Trudno oddzielić efekty języka od wpływu wykształcenia, liczby szkolnych godzin, presji rodziców etc (w samej rzeczy są dane ku temu by sądzić, że organizacja japońskich lekcji matematyki jest o nieba lepsza od tej w amerykańskim systemie edukacji). Wiele tych zmiennych można jednak pominąć zajmując się dziećmi nie chodzącymi jeszcze do szkoły. Każde dziecko staje oko w oko z zadaniem odkrycia dla samego siebie słownictwa i gramatyki rodzimego języka. Jak dzieci mogą pojąć te reguły stykając się z takimi frazami francuskimi czy niemieckimi jak "soixante-quinze" czy "funfundsiebzig"? I w jaki sposobów francuskie dziecko może wykryć sens "cent deux" i "deux cent"? Każde dziecko jest urodzonym linwistą i jeśli, jak to postulowali Noam Chomsky i Steven Pinker, mózg pojawia się z już wykształconymi organami lingwistycznymi, które czynią nauczenie się najdziwniejszych reguł gramatycznych rzeczą instynktu, to jednak wyprowadzenie reguł tworzenia liczb nie jest bynajmniej natychmiastowe i zmienia się od języka do języka.

W Chinach, na przykład, gdy nauczyliśmy się już słów oznaczających cyfry do dziesięciu, następne są generowane prostą reguła (11 = dziesięć jeden, 12 = dziesięć dwa, 20 = dwa dziesięć, 21 = dwa dziesięć jeden, etc.). Amerykańskie dzieci muszą kuć nie tylko cyfry od 1 do 10, lecz także od 11 do 19, a także dziesiątki od 20 do 90. Muszą także odkryć liczne reguły takie jak np., że „dwadzieścia trzydzieści” lub „trzydzieści jedenaście” są nieprawidłowymi nazwami liczb.

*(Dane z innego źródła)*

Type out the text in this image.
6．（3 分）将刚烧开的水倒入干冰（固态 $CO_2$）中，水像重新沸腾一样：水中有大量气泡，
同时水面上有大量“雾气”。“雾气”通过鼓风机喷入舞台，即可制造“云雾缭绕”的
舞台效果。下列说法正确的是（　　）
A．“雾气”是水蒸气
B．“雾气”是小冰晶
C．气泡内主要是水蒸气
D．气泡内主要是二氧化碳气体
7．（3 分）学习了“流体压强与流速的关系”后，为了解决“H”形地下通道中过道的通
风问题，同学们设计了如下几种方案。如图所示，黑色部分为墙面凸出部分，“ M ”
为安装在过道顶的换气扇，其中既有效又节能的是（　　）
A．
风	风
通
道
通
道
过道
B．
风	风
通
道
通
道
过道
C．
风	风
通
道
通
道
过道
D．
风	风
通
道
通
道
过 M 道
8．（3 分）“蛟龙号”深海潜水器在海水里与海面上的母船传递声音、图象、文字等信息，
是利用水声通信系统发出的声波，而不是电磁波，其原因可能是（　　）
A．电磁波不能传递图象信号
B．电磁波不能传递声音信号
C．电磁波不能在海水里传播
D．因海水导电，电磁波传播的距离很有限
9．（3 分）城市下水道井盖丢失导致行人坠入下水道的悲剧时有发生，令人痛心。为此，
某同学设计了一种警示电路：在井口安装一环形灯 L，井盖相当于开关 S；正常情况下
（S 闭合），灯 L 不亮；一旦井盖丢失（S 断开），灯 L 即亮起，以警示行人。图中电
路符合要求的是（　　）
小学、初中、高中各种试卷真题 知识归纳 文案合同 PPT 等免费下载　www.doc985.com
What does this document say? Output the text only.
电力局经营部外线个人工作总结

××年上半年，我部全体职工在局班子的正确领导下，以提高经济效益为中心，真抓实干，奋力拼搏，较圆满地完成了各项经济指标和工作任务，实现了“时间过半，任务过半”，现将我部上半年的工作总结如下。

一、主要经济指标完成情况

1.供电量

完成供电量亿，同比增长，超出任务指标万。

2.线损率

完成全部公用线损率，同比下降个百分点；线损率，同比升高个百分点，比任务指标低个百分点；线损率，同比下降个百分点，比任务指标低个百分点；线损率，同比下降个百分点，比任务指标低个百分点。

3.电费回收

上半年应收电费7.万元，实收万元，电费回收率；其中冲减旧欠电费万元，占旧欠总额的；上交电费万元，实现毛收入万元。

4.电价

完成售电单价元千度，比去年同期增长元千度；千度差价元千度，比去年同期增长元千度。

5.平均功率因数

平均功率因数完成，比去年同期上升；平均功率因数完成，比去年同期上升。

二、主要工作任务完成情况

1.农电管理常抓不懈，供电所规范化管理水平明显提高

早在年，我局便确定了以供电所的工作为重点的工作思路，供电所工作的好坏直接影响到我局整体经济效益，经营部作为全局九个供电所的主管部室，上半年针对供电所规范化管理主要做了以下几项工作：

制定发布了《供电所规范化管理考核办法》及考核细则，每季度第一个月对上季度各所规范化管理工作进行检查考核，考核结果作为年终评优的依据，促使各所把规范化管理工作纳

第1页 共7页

W fascynującym eksperymencie, Kwin Miller wraz z kolegami poprosił odpowiadające sobie wiekami grupy dzieci chińskich i amerykańskich o recytację kolejnych liczb. O dziwo dzieci amerykańskie były o rok do tyłu w porównaniu z dziećmi chińskimi. W wieku lat czterech dzieci chińskie liczyły średnio do czterdziestu. W tym samym wieku dzieci amerykańskie z trudem dociągały do piętnastu. Potrzeba było im dodatkowego roku by doliczyć do 40-50. Nie było tak, że były w ogólności wolniejsze od dzieci chińskich. Do 12 jedni i drudzy liczyli podobnie. Kiedy jednak dochodziło do 13-14, dzieci amerykańskie wyraźnie się zacinały, podczas gdy chińskie, z ich prostymi regułami nie wykazywały zahamowań.


Wykres

Eksperyment Millera wykazał, że mętność systemu liczenia odgrywa ważną rolę w procesie przyswajania języka. Potwierdzają to badania błedów w liczeniu. Czyż nie słyszeliśmy wszyscy jak amerykańskie dzieci recytują „dwadzieścia-osiem, dwadzieścia-dziewięć, dwadzieścia-dziesięć, dwadzieścia-jedenaście” i tak dalej?

Tego typu błędy gramatyczne, niechybne oznaki niewłaściwej indukcji reguł składania liczb, nie są w ogóle znane w krajach azjatyckich

Ten wpływ systemu numeracji rozciąga się także na następne lata/ Organizacja wymawianych nazw liczb u Chińczyków jest równoległa do ich zapisu przy użyciu znaków arabskich. Stąd dzieci chińskie mają o wile mniej trudności od dzieci amerykańskich z uczeniem się zapisu przy podstawie dziesięć. Poproszono dzieci o złożenie liczby 25 z klocków, gdy były do dyspozycji klocki 10 i klocki 1. Uczniowie chińscy natychmiast chwytali dwa klocki z 10 i dodawali pięć jednostek, podczas gdy, w tym samym wieku, dzieci amerykańskie z mozołem liczyły dwadzieścia pięć jedynek, nie korzystając z ułatwienia polegającemu na istnieniu dziesiątek. Co gorzej, gdzy były do dyspozycji klocki 20, dzieci amerykańskie używały ich częściej niż pary dziesiątek. Wygląda więc na to, że podążały za słownym „dwadzieścia-pięć” Podstawa 10 jest ewidentna w językach azjatyckich, ale przyprawia o ból głowy dzieci zachodnie.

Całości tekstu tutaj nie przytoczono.